2. Description of the Related Art A conventional vehicle body structure, particularly, an automobile pillar panel and a pillar garnish molding has a structure shown in FIGS. 10 and 11, for example.
JP-A-7-117596 and JP-A-7-2029
There is a thing as shown in the gazette.

As an upper body structure of an automobile 1 shown in FIGS. 10 and 11, a front pillar portion 3 as a "pillar panel", a center pillar portion 5 as a "pillar panel", and a "pillar panel" as well.

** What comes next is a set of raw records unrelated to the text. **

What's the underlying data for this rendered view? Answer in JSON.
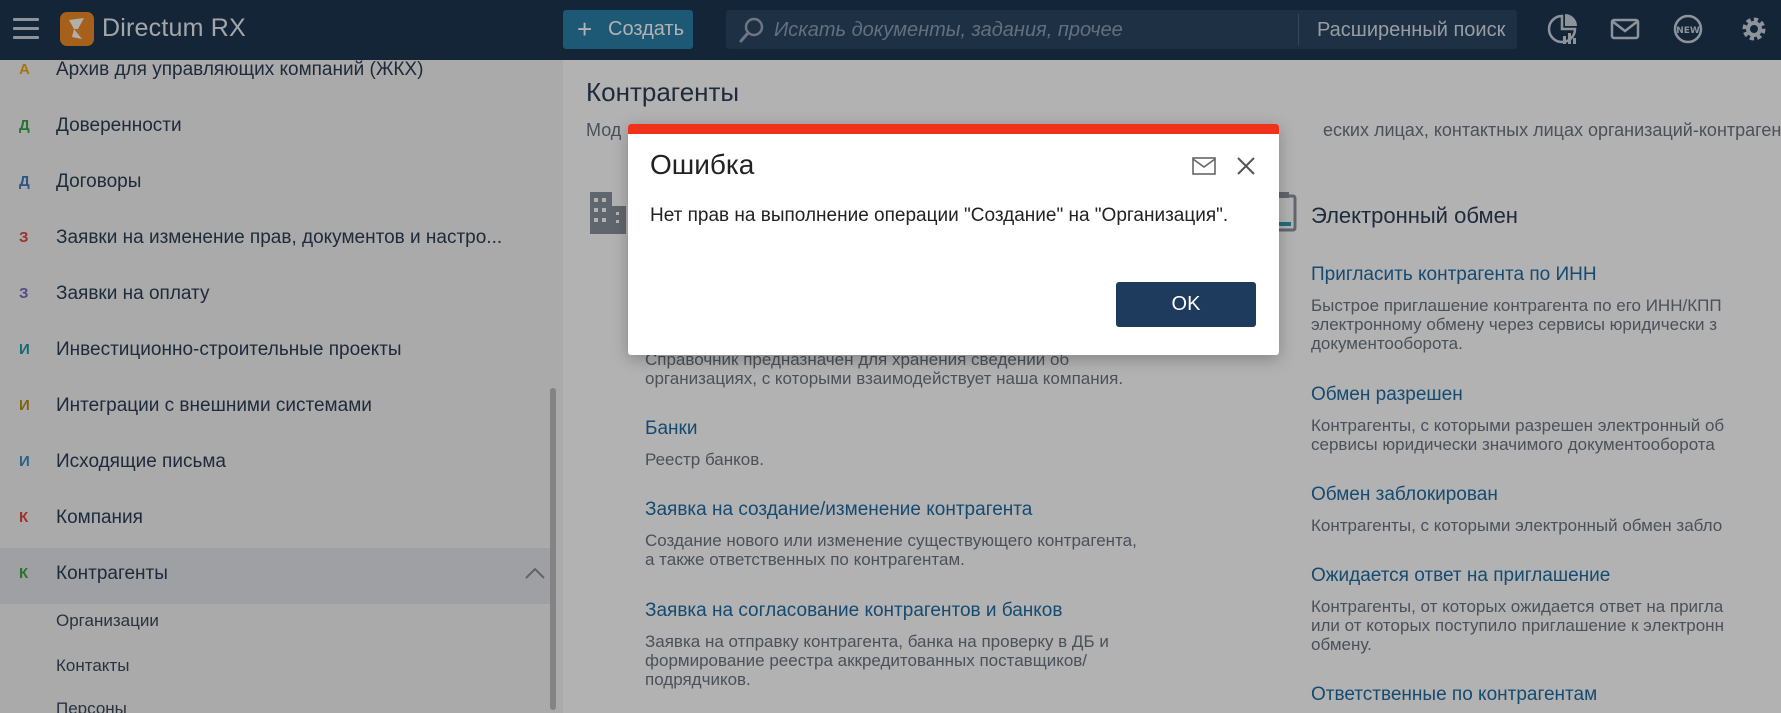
{
  "app": {
    "title": "Directum RX"
  },
  "toolbar": {
    "create_label": "Создать",
    "search_placeholder": "Искать документы, задания, прочее",
    "advanced_search_label": "Расширенный поиск"
  },
  "sidebar": {
    "items": [
      {
        "letter": "А",
        "label": "Архив для управляющих компаний (ЖКХ)",
        "color": "#f0a818"
      },
      {
        "letter": "Д",
        "label": "Доверенности",
        "color": "#3aa544"
      },
      {
        "letter": "Д",
        "label": "Договоры",
        "color": "#3b7bbf"
      },
      {
        "letter": "З",
        "label": "Заявки на изменение прав, документов и настро...",
        "color": "#e04a3a"
      },
      {
        "letter": "З",
        "label": "Заявки на оплату",
        "color": "#7a6bc9"
      },
      {
        "letter": "И",
        "label": "Инвестиционно-строительные проекты",
        "color": "#1a9ba7"
      },
      {
        "letter": "И",
        "label": "Интеграции с внешними системами",
        "color": "#b8901c"
      },
      {
        "letter": "И",
        "label": "Исходящие письма",
        "color": "#3b8fc4"
      },
      {
        "letter": "К",
        "label": "Компания",
        "color": "#e04a3a"
      },
      {
        "letter": "К",
        "label": "Контрагенты",
        "color": "#3aa544"
      }
    ],
    "subitems": [
      "Организации",
      "Контакты",
      "Персоны"
    ]
  },
  "main": {
    "title": "Контрагенты",
    "description_start": "Мод",
    "description_end": "еских лицах, контактных лицах организаций-контрагент",
    "left_links": [
      {
        "text": "",
        "desc": [
          "Справочник предназначен для хранения сведений об",
          "организациях, с которыми взаимодействует наша компания."
        ]
      },
      {
        "text": "Банки",
        "desc": [
          "Реестр банков."
        ]
      },
      {
        "text": "Заявка на создание/изменение контрагента",
        "desc": [
          "Создание нового или изменение существующего контрагента,",
          "а также ответственных по контрагентам."
        ]
      },
      {
        "text": "Заявка на согласование контрагентов и банков",
        "desc": [
          "Заявка  на отправку контрагента, банка на проверку в ДБ и",
          "формирование реестра аккредитованных поставщиков/",
          "подрядчиков."
        ]
      }
    ],
    "right_section_title": "Электронный обмен",
    "right_links": [
      {
        "text": "Пригласить контрагента по ИНН",
        "desc": [
          "Быстрое приглашение контрагента по его ИНН/КПП",
          "электронному обмену через сервисы юридически з",
          "документооборота."
        ]
      },
      {
        "text": "Обмен разрешен",
        "desc": [
          "Контрагенты, с которыми разрешен электронный об",
          "сервисы юридически значимого документооборота"
        ]
      },
      {
        "text": "Обмен заблокирован",
        "desc": [
          "Контрагенты, с которыми электронный обмен забло"
        ]
      },
      {
        "text": "Ожидается ответ на приглашение",
        "desc": [
          "Контрагенты, от которых ожидается ответ на пригла",
          "или от которых поступило приглашение к электронн",
          "обмену."
        ]
      },
      {
        "text": "Ответственные по контрагентам",
        "desc": []
      }
    ]
  },
  "dialog": {
    "title": "Ошибка",
    "message": "Нет прав на выполнение операции \"Создание\" на \"Организация\".",
    "ok_label": "OK",
    "accent_color": "#f0321b"
  }
}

Rear pillar portion 7, a front roof rail portion 9 which is also a “pillar panel”, a side roof rail portion 11 which is also a “pillar panel”, and a “pillar panel”.
Reference numeral 15 is a front wind panel, 17 is a rear wind panel, and 19 is a roof panel.

A cross section of a front pillar portion 3, a center pillar portion 5, a rear pillar portion 7, a front roof rail portion 9, a roof side rail portion 11 and a rear roof rail portion 13 as a "pillar panel", for example, a cross sectional construction of the center pillar portion 5. Is the center pillar outer panel 21
And the edge portions 21a, 21b, 23a, 23b so as to form a closed cross-section structure with the center pillar inner panel 23.
A center pillar garnish molding 27 as a “pillar garnish molding” made of, for example, a synthetic resin is attached to the passenger compartment 25 side, that is, the center pillar inner panel 23 side.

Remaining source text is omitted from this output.